In this method, every object or an individuals has an equal chance of getting selected for research. This method of sampling have many types as follows:
  • Simple Random sampling: This is a basic type of sampling in which every individual or object has an equal probability to get selected. Lottery method is the best example of Simple random sampling. This type is simplest, cheapest and fastest but unreliable in some points because of its uneven population.
  • Systematic Random sampling: It is modification of simple random sampling. In systematic random sampling, Object or an individual is to get selected by calculating desired sampling fraction. E.g. Every 5th person or object, every 15 mins, every 15 houses, every 2 kilometers, every 3rd shop etc.
  • Stratified Random sampling: In this type of sampling, Whole population is divide into strata according to its characteristics and then sample is going to select randomly. In this type, stratification can take place even of selecting an Individuals. Stratification of population can be done by age group of people, income of people, and number of dependents accordingly.

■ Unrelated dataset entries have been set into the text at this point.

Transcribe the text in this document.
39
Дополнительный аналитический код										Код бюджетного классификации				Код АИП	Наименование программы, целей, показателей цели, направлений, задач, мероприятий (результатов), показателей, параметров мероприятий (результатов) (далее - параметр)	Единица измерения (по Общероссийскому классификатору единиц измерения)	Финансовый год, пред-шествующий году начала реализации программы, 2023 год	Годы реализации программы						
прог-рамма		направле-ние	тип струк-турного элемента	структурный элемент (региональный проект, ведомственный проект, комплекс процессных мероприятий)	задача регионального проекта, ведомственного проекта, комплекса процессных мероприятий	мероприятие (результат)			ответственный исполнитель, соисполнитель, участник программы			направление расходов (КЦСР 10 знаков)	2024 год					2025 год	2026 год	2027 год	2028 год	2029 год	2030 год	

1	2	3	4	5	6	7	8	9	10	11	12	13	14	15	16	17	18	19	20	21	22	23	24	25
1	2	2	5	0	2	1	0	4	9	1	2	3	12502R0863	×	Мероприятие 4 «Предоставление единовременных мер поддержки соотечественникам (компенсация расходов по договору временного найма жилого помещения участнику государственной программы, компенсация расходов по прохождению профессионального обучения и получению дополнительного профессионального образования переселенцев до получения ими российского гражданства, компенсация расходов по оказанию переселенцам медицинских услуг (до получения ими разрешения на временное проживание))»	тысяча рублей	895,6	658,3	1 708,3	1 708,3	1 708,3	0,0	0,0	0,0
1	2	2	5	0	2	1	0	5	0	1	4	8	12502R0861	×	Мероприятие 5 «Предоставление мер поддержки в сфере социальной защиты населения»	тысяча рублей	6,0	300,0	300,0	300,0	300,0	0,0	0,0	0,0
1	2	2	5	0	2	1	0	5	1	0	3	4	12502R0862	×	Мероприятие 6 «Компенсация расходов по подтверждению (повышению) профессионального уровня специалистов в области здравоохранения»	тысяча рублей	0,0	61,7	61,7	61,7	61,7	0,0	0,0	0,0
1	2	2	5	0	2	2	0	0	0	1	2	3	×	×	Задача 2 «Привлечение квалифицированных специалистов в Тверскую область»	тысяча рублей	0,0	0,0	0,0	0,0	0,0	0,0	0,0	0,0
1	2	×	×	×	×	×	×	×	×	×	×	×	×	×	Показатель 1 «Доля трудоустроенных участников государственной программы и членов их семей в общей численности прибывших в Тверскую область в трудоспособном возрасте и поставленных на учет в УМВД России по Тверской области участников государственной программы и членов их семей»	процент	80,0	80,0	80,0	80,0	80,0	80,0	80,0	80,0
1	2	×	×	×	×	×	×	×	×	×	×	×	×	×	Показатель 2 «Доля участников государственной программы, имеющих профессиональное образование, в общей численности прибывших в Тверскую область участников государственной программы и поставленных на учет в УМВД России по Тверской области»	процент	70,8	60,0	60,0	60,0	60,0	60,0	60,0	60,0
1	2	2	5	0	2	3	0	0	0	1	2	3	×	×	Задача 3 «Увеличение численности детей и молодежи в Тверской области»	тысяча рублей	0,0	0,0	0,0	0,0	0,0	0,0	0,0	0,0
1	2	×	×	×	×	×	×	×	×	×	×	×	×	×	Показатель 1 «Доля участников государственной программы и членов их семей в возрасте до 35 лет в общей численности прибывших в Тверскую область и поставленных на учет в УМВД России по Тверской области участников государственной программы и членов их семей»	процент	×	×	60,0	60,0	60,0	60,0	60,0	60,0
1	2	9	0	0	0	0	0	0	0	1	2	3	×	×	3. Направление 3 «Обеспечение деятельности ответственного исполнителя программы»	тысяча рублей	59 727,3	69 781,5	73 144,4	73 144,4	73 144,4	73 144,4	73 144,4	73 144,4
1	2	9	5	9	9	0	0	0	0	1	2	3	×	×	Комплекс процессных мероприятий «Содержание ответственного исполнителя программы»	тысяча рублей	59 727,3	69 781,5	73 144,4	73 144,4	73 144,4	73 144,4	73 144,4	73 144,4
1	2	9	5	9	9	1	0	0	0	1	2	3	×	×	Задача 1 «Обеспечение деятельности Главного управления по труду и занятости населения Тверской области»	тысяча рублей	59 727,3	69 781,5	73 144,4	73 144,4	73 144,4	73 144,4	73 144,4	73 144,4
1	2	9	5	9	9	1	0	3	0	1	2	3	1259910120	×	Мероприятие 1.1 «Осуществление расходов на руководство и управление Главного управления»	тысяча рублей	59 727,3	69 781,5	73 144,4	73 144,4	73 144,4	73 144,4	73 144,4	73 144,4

  • Cluster Random sampling: ‘Cluster’ is the name itself shows the meaning of this type of sampling. It is a process of forming a group or bunch of an individuals or object according to their features and within this group we can choose a set of sample randomly. E.g. there are 2000 schools in one town for research, if we apply this method, we cluster the geographic area of town where each area has 50 schools and within 50 schools we have to select every 10th school as our sample set.

2.      Non-probability sampling:

As the name stated, non-probability sampling is a process of identifying and selecting sample set not by randomly but as a subjective.  It is much less formal than probability sampling method. It involves:
  • Convenience sampling: This non-probability sampling method is used to select set of sample from those who willing to involve in research or who are volunteers to get selected.
  • Judgement sampling: Judgement sampling is exactly opposite of simple random sampling. This method involve the process of selecting sample by own personal judgement and opinion.
  • Quota sampling: It is a process of selecting a representative sample by dividing whole population into quotas according to their variables like age, income, location etc. Sample is getting selected by drawing its quota from each variables.
  • Snowball sampling: In this method, selected sample size gives the references from their personal network with same features and characteristics. This method is supportive for organisation to get additional samples for its research.